Let's Talk About Silence
Silence. I’ve been thinking a lot about that word, especially because the phrase "silence is compliance" is something I have seen a lot over this summer. I don't believe all silence is compliance, but I understand where people are coming from with that phrase, and I understand the heart of it. I am reading a book in which the author was abused as a child repeatedly by her father. Her mother knew about it. Her mother was not the abuser, but she chose not to speak against it or do anything about it. The silence of her mother was something that caused deep pain in the author, in addition to the pain of the abuse from her father. In this instance, the silence of her mother gave way for the abuse of the father to continue, and surely we can see how silence felt like strong compliance here. There are countless other examples like this, and it is something I have to strongly consider when thinking about silence.
There are other considerations.
The Bible has much to say about silence. It talks about the wisdom of holding back when emotions are high and the temptation is to let all your thoughts and feelings pour out (Proverbs 29:11). It says that great error is at work when words are many, but those who hold their tongue are prudent (Proverbs 10:19). It talks about the great need to really hear before you speak (Proverbs 18:13). But it also talks about how there is a time to be silent, and a time to speak (Ecclesiastes 3:8). We are to speak out against evil (Eph 5:11), and speak up for the oppressed (Proverbs 31:9), and plead the widow’s cause (Isaiah 1:17). However, in doing so, the Bible is very clear on the manner in which we should speak: in gentleness (Galatians 6:1), with a listening heart that seeks to understand before speaking (Proverbs 18:13), and with the motivation to build up and impart grace even in correction (Ephesians 4:29). Obviously, these standards are for the Church and should not be expected from the world. But as someone who is a part of the Church I have been weighing all of this with care.

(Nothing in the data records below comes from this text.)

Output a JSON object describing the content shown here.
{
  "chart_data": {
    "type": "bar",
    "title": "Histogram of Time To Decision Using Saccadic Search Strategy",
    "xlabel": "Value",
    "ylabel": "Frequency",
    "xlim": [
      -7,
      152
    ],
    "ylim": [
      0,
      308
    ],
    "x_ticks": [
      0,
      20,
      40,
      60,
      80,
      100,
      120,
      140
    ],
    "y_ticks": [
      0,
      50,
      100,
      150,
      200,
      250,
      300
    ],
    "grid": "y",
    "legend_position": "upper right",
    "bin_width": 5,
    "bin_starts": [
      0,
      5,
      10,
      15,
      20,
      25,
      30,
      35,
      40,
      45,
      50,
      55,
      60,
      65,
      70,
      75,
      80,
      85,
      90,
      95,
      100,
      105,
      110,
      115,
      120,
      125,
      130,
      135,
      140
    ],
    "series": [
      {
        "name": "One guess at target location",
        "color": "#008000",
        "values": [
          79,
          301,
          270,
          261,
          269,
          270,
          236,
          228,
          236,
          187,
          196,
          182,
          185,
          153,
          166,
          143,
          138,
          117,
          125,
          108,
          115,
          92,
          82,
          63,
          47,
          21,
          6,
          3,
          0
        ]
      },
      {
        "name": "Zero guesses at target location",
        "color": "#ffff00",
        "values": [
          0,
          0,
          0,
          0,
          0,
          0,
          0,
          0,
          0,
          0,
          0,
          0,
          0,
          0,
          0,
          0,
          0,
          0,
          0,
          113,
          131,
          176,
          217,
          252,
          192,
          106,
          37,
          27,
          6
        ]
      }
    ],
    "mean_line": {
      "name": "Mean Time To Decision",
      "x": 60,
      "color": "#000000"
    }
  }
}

In the midst of all the tensions coming to a head in our country over the last four months, I mostly have chosen to take a break from posting online. This wasn’t because I didn’t care, didn’t have strong opinions on several matters, or because I am compliant to injustice in its many forms. I know from personal experience sometimes you just need to put a pin in it and “go to bed” to get some much needed rest before engaging in discussion where emotions are high and people (including yourself) are tired. Allowing for that space to ponder can bring much needed insight, perspective, awareness, and wisdom. It can move your personal pendulum (and the pendulum of your listener) from explosive and irrational to thoughtful and purposeful. Quite honestly, I felt like I needed more perspective, and the country needed a good night’s sleep.
I have been getting (and will continue to get) my directives from God on how to engage, stand for, and pursue healing on the issues gripping our country right now, specifically the need for racial healing, and how to seek out and live His justice. One of the main things that this has involved in this season has been a period of deep listening. Less speaking. Seeking to understand. Realizing my perspective is one tiny fraction of an ocean of reality. Humility. Overlooking offense. Extending rivers of grace in all directions because Lord knows I need it myself.
And to be honest, even though I felt Him inviting me to take a step back and listen, there were also times that I was wrestling with fear and confusion, and exhaustion from my own personal battles, so in those moments the silence slipped from a purposeful act of engaging elsewhere to an evasive cave to hide in. How easily this can happen.
I feel the invitation to begin showing up again in these formats, but it is not because of pressure from the masses that says if I care at all I need to be posting or doing xyz. My care in this season has looked like times on my knees in lament, scripture and heart-searching, hard conversations around the issue with folks black and white, intentional conversations with my kids, hosting and attending Zoom calls, and countless hours of reading and watching stories of people not like me. I have had incredible interactions and heartbreaking interactions. I had one of the most profound moments of love in Walmart where three people of color came to my rescue (after a glass bottle was shattered all around me) with such grace and nurture and assistance that literally after it was all done I went to another aisle and broke down in tears. I think I cried because all I want is for us to love and take care of each other like that, all of us, and I was longing for a better Kingdom. I want that Kingdom manifest in my heart, and I want it manifest in yours.
I think the Church is desperately needed in this hour. We have an opportunity before us to rise up and be at the forefront of a true stand for racial healing (not one convoluted with other agendas or fueled by rage). But we need to be fixing our eyes on Jesus, the ultimate Man of Justice. I would much rather be awakened by the Spirit than "woke” by a broken culture, but church, let us not be asleep. And if we’re silent at times, let it be motivated by love and purpose, not fear and complacency. And let it be because we are listening hard.